Ben Smedberg: Announcing the release of the Atom 1.0 plugin for Wordpress, version 0.5
Looking at the output, it is valid. Bravo!
Looking closer, the plugin marks titles as html
as they might contain markup. Most don’t. It marks content elements as html
as they might not be well formed. Most are. And it uses CDATA, even though the text might contain the characters ]]>
. Admittedly, most don’t, but they might.
Last time I checked, PHP has the ability to do if-checks. :-)
This might be overkill, but I’m just throwing it out there for consideration. text.php. text.phps. Test cases are near the bottom.

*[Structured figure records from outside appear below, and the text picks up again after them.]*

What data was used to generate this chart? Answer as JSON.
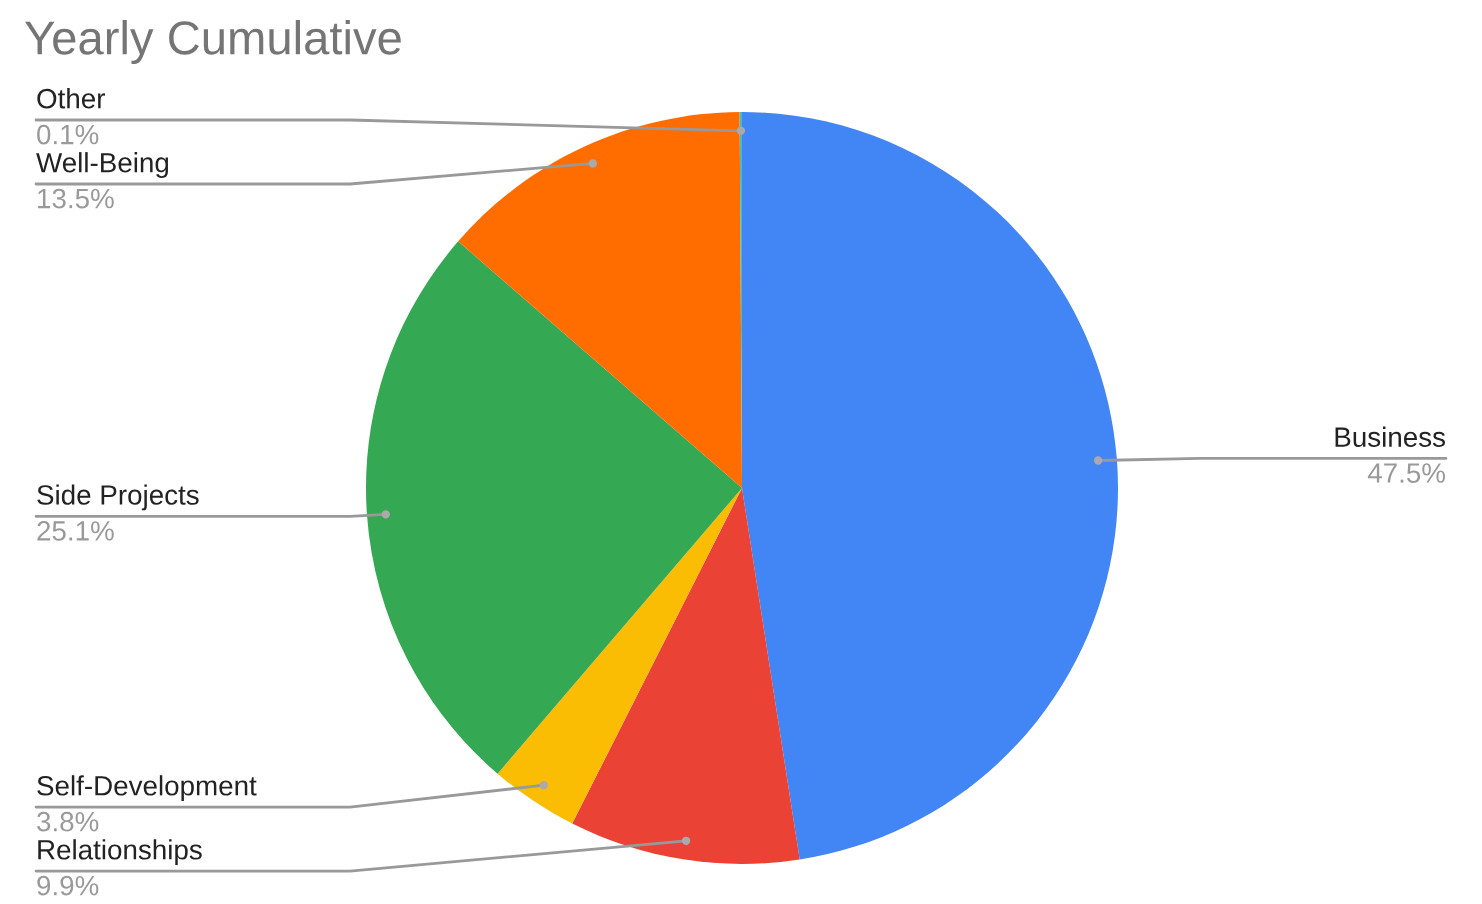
{
  "chart_data": {
    "type": "pie",
    "title": "Yearly Cumulative",
    "categories": [
      "Business",
      "Relationships",
      "Self-Development",
      "Side Projects",
      "Well-Being",
      "Other"
    ],
    "values": [
      47.5,
      9.9,
      3.8,
      25.1,
      13.5,
      0.1
    ],
    "colors": [
      "#4285f4",
      "#ea4335",
      "#fbbc04",
      "#34a853",
      "#ff6d01",
      "#46bdc6"
    ],
    "value_labels": [
      "47.5%",
      "9.9%",
      "3.8%",
      "25.1%",
      "13.5%",
      "0.1%"
    ],
    "legend": false
  }
}
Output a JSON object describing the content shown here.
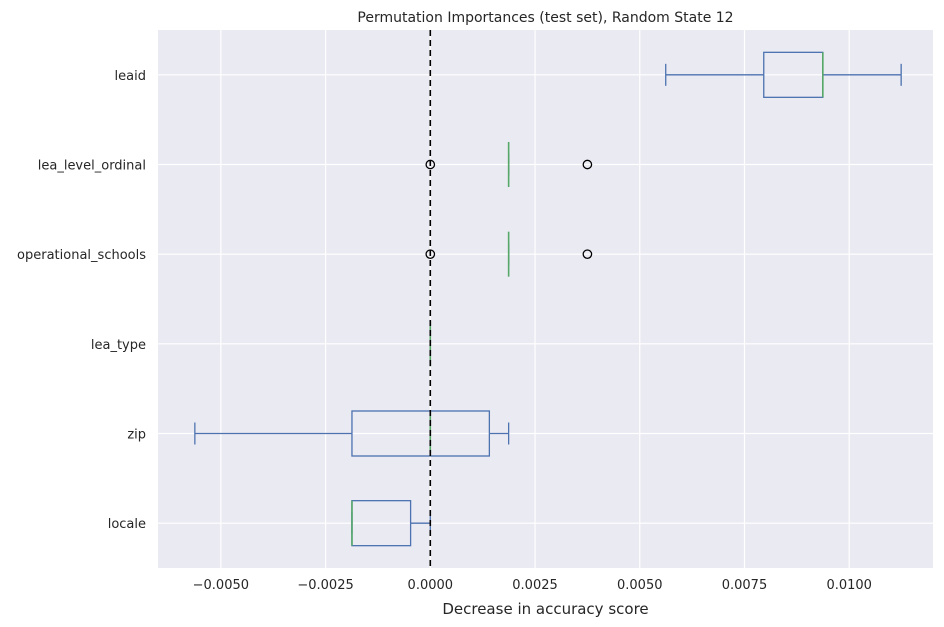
{
  "chart_data": {
    "type": "boxplot",
    "orientation": "horizontal",
    "title": "Permutation Importances (test set), Random State 12",
    "xlabel": "Decrease in accuracy score",
    "ylabel": "",
    "xlim": [
      -0.0065,
      0.012
    ],
    "xticks": [
      -0.005,
      -0.0025,
      0.0,
      0.0025,
      0.005,
      0.0075,
      0.01
    ],
    "xtick_labels": [
      "−0.0050",
      "−0.0025",
      "0.0000",
      "0.0025",
      "0.0050",
      "0.0075",
      "0.0100"
    ],
    "grid": true,
    "reference_line": {
      "x": 0.0,
      "style": "dashed",
      "color": "#000000"
    },
    "colors": {
      "background": "#EAEAF2",
      "box": "#4C72B0",
      "median": "#55A868",
      "grid": "#FFFFFF"
    },
    "categories": [
      "leaid",
      "lea_level_ordinal",
      "operational_schools",
      "lea_type",
      "zip",
      "locale"
    ],
    "boxes": [
      {
        "name": "leaid",
        "whislo": 0.00562,
        "q1": 0.00796,
        "med": 0.00937,
        "q3": 0.00937,
        "whishi": 0.01124,
        "fliers": []
      },
      {
        "name": "lea_level_ordinal",
        "whislo": 0.00187,
        "q1": 0.00187,
        "med": 0.00187,
        "q3": 0.00187,
        "whishi": 0.00187,
        "fliers": [
          0.0,
          0.00375
        ]
      },
      {
        "name": "operational_schools",
        "whislo": 0.00187,
        "q1": 0.00187,
        "med": 0.00187,
        "q3": 0.00187,
        "whishi": 0.00187,
        "fliers": [
          0.0,
          0.00375
        ]
      },
      {
        "name": "lea_type",
        "whislo": 0.0,
        "q1": 0.0,
        "med": 0.0,
        "q3": 0.0,
        "whishi": 0.0,
        "fliers": []
      },
      {
        "name": "zip",
        "whislo": -0.00562,
        "q1": -0.00187,
        "med": 0.0,
        "q3": 0.00141,
        "whishi": 0.00187,
        "fliers": []
      },
      {
        "name": "locale",
        "whislo": -0.00187,
        "q1": -0.00187,
        "med": -0.00187,
        "q3": -0.00047,
        "whishi": 0.0,
        "fliers": []
      }
    ]
  }
}
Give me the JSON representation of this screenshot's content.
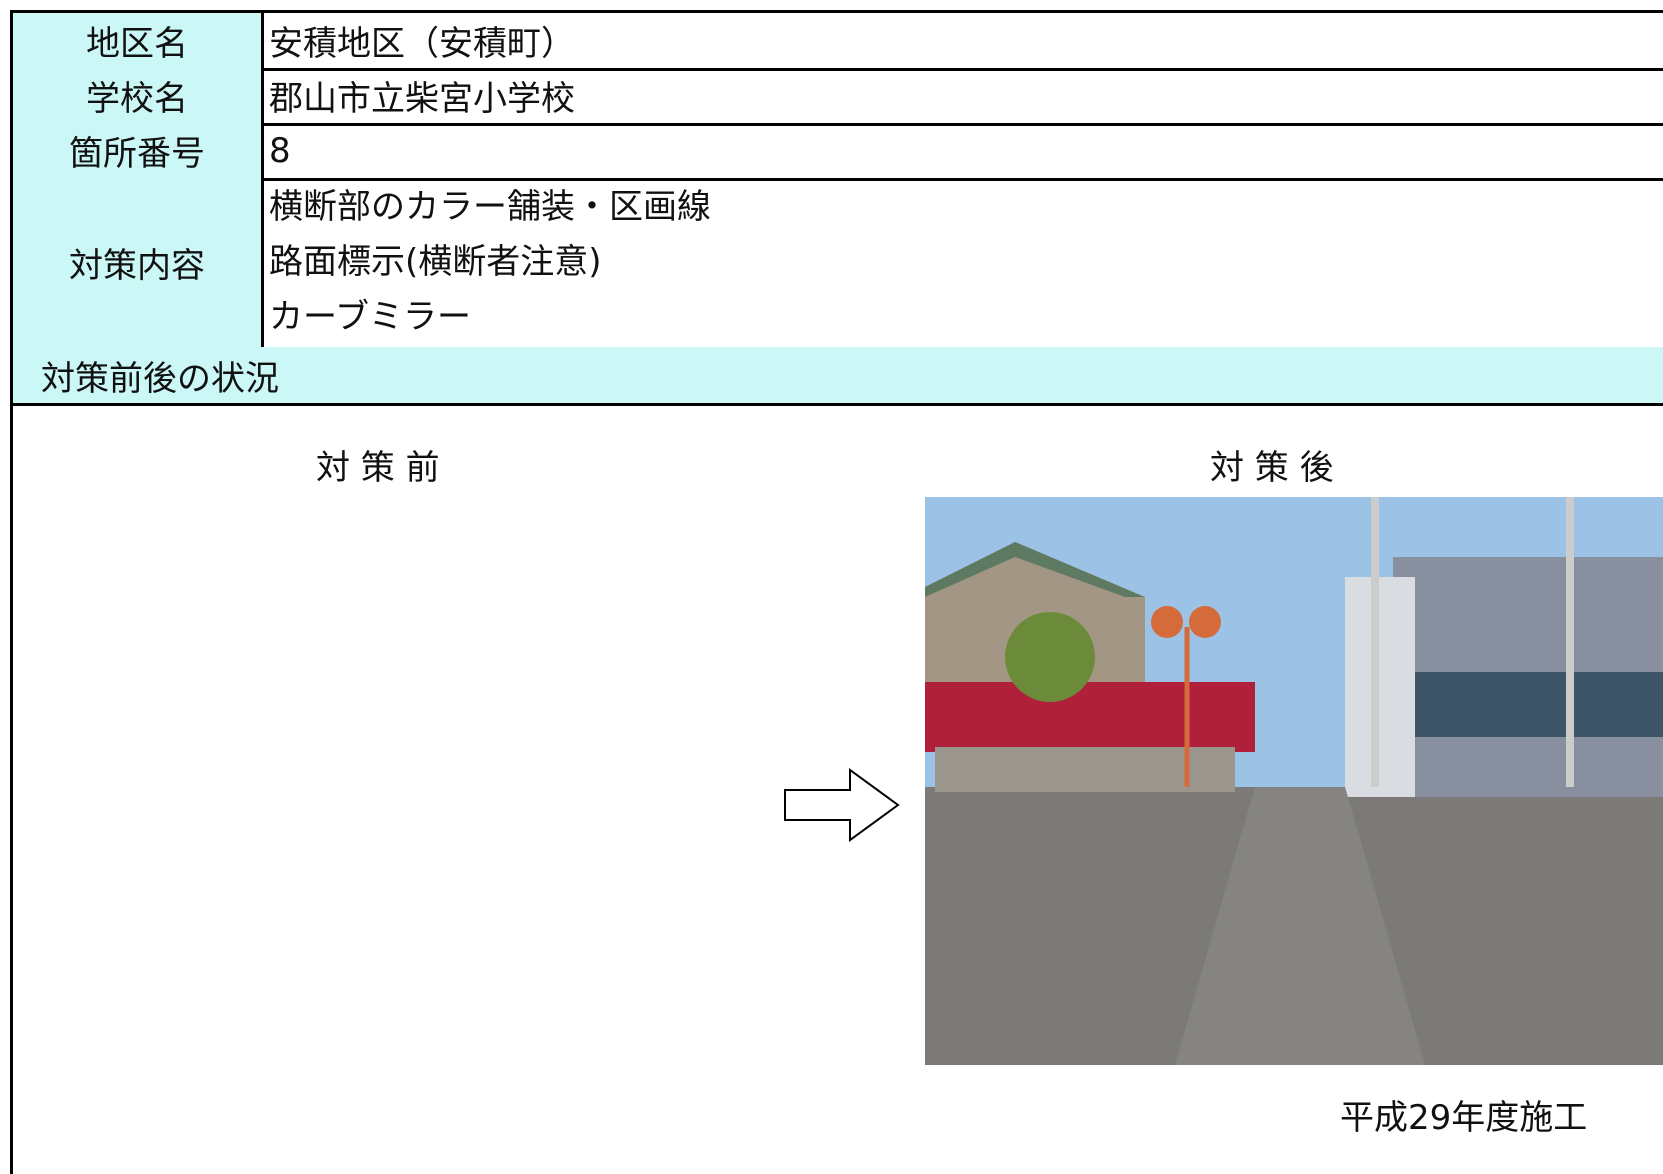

Well, then it gets interesting.
WP’s titles are natively HTML: type ampersand-g-t-semicolon, your web page displays a greater-than symbol. In get_the_title_rss(), filters for both the_title and the_title_rss are applied, so it goes through wptexturize(), convert_chars(), trim(), strip_tags(), ent2ncr(), and wp_specialchars(). For the most part those are no-ops for us, but if you have a raw ]]> in your title, the behavior of strip_tags() depends on what else you have: “<3 the ]]>” will become “”. But if you get your ]]> past there, wp_specialchars() will replace the > with a named character entity reference. I think the standard expectation is that it’s producing plain text, which will not be in a CDATA section, but that seems to approximately work out as also being “HTML” which is in a CDATA section.
For summary? the_excerpt_rss() expects to be in a CDATA section, as the content of an RSS 2.0 description element, so I’m guessing it’s prepared as meatcake. I’ll try to start looking at it earlier, tomorrow night.